Malala Yousufzai, the 14-year old girl shot by the Taliban on her school bus, is now able to stand with help, her doctors say. The Associated Press has the story.
Scott Shane of the New York Times has more details about the Danish undercover agent who allegedly helped arrange Anwar al-Awlaki's marriage to his third wife. He claims the CIA paid him $250,000 for his role in the undercover plot.
The New York Times has this profile of Ahmed Abu Khattala, which just seems destined to show up in next week's foreign policy debate between President Obama and Mitt Romney:
Witnesses and the authorities have called Ahmed Abu Khattala one of the ringleaders of the Sept. 11 attack on the American diplomatic mission here. But just days after President Obama reasserted his vow to bring those responsible to justice, Mr. Abu Khattala spent two leisurely hours on Thursday evening at a crowded luxury hotel, sipping a strawberry frappe on a patio and scoffing at the threats coming from the American and Libyan governments.
Libya’s fledgling national army is a “national chicken,” Mr. Abu Khattala said, using an Arabic rhyme. Asked who should take responsibility for apprehending the mission’s attackers, he smirked at the idea that the weak Libyan government could possibly do it. And he accused the leaders of the United States of “playing with the emotions of the American people” and “using the consulate attack just to gather votes for their elections.”
Mr. Abu Khattala’s defiance — no authority has even questioned him about the attack, he said, and he has no plans to go into hiding — offered insight into the shadowy landscape of the self-formed militias that have come to constitute the only source of social order in Libya since the fall of Col. Muammar el-Qaddafi.
Spencer Ackerman of Wired’s Danger Room has more on Abu Khattala, noting that “Comments like [his Times interview] help explain why the CIA wants to expand the drone war.”
Speaking of articles President Obama didn’t need just before a foreign policy debate, check out Rosa Brooks’s piece in Foreign Policy, entitled “The Case for Intervention. . . In Obama’s dysfunctional foreign-policy team.” Brooks served on that team, both at the State Department and at the Pentagon. She writes:
He was a visionary candidate, but as president, [Obama] has presided over an exceptionally dysfunctional and un-visionary national security architecture -- one that appears to drift from crisis to crisis, with little ability to look beyond the next few weeks. His national security staff is squabbling and demoralized, and though senior White House officials are good at making policy announcements, mechanisms to actually implement policies are sadly inadequate.
It doesn't have to be this way. If Obama wants to fix his broken foreign policy machine, he can do it -- but conversations with numerous insiders, as well as my own government experiences, suggest that he needs to focus on strategy, structure, process, management, and personnel as much as on new policy initiatives.

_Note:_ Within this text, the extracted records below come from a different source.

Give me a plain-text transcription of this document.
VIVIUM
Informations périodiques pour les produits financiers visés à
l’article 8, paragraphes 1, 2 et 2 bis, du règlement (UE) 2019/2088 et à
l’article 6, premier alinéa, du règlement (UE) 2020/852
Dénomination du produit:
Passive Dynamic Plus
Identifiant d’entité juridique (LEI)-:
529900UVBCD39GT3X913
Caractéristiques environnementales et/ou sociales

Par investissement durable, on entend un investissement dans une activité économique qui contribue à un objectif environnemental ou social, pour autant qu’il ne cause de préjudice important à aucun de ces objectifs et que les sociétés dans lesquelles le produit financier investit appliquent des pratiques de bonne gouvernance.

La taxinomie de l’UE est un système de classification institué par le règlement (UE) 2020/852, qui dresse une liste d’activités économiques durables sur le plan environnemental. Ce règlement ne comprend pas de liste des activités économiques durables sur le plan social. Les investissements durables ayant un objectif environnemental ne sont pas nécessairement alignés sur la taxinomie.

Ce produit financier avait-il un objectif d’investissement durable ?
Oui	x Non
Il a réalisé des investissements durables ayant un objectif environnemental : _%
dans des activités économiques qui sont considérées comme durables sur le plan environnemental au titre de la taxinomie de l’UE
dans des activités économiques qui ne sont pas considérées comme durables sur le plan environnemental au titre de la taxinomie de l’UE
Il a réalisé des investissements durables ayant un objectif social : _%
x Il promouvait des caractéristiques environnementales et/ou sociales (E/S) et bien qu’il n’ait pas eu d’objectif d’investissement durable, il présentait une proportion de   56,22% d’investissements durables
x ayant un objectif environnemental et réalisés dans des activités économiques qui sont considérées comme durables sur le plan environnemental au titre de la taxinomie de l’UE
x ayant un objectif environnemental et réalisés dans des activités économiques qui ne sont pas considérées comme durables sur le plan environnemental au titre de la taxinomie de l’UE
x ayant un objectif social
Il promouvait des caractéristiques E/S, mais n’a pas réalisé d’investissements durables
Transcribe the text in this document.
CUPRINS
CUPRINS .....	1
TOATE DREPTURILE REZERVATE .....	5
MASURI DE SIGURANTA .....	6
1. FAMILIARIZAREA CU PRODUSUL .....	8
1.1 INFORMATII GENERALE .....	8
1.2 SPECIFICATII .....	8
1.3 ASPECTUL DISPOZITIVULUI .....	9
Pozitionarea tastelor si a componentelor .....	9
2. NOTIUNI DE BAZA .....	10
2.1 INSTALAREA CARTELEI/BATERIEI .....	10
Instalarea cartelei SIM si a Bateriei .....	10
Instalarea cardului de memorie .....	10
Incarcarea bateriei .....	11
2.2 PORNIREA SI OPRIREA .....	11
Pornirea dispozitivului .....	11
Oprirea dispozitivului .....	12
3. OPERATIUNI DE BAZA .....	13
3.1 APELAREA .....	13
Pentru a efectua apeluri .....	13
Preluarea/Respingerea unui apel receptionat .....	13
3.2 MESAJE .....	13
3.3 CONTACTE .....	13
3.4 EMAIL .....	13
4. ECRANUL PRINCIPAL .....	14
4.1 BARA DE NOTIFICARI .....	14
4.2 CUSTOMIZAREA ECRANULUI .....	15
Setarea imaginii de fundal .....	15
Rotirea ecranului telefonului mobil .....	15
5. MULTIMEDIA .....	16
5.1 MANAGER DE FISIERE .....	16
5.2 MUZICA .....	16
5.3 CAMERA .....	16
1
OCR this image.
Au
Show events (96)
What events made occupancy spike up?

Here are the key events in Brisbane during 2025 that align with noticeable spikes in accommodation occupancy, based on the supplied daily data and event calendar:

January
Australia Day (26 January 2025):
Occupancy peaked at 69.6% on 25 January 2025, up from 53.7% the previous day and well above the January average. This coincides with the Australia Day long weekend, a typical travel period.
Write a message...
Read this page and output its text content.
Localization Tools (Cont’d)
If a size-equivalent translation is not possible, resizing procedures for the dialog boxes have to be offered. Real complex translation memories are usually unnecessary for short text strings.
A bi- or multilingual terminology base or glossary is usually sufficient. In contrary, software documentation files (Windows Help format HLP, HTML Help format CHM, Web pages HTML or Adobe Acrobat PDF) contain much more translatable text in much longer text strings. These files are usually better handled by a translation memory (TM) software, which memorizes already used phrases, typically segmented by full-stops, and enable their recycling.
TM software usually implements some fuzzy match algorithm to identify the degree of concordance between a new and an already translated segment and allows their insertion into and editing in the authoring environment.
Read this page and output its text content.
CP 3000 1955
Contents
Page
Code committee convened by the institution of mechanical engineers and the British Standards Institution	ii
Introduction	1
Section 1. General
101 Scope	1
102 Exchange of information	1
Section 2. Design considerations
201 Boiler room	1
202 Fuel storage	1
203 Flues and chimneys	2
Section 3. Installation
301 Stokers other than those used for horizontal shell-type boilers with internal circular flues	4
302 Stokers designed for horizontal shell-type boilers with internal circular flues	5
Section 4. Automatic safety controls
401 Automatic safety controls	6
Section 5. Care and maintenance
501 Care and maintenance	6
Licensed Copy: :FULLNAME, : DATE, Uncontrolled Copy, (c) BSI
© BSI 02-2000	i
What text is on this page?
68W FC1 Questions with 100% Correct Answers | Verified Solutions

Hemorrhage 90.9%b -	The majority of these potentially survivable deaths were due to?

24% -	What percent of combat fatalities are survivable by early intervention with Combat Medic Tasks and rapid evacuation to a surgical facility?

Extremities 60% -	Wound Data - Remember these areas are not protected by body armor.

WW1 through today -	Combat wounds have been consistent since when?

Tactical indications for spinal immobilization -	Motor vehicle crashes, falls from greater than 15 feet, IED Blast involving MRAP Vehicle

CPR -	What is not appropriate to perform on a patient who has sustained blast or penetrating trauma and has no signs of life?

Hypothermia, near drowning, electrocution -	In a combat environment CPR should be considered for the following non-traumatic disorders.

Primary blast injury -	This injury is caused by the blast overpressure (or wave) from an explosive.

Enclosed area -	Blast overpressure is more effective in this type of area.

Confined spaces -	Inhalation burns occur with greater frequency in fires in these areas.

Not sexy, I know. But just as a start-up company needs more than an entrepreneurial founder with a couple of good ideas and a nifty PowerPoint presentation, the United States needs more than speeches and high-minded aspirations.
According to the Associated Press, Mahamud Said Omar, a Minneapolis mosque janitor, has been convicted of all five terrorism charges for helping to recruit more than twenty American fighters for Al Shabab.
A Howard Willie Carter II was arrested in connection with a plot to blow up the Federal Reserve Bank of New York. Since his role was minor, he won’t face terrorism charges but will instead face charges for the “1,000 images and three video files containing child pornography” on his computer. Lovely guy. Mosi Secret at the New York Times has the story. Michael Daly of the Daily Beast has this piece about the FBI’s role in busting the plot.
Mark Thompson of Time excerpts some fascinating moments from an interview with Air Force Major Matthew Brown, whose mission was “to turn Taliban fighters into law-abiding Afghan citizens.”
Author Dilip Hiro writes in Tom Dispatch (republished in Salon.com) about Washington’s relationship with Islamabad, drawing attention to the former’s nuclear weapons arsenal.
Nasser Arrabyee tells us that 14 solders and 12 Al Qaeda militants were killed early today in a battle in Yemen.
David Cole expresses his disdain in Foreign Policy about the fact that Assistant U.S. Attorney John Durham was given an award for distinguished service by the DOJ when Durham and his team didn’t hold anyone accountable for the CIA’s black sites.
And, behold this fascinating interview with Kim Jong Il’s grandson, the stylish Kim Han Sol, who has two earrings and a lot to say about Libya: today’s Moment of Unexpectedly-Interesting Zen.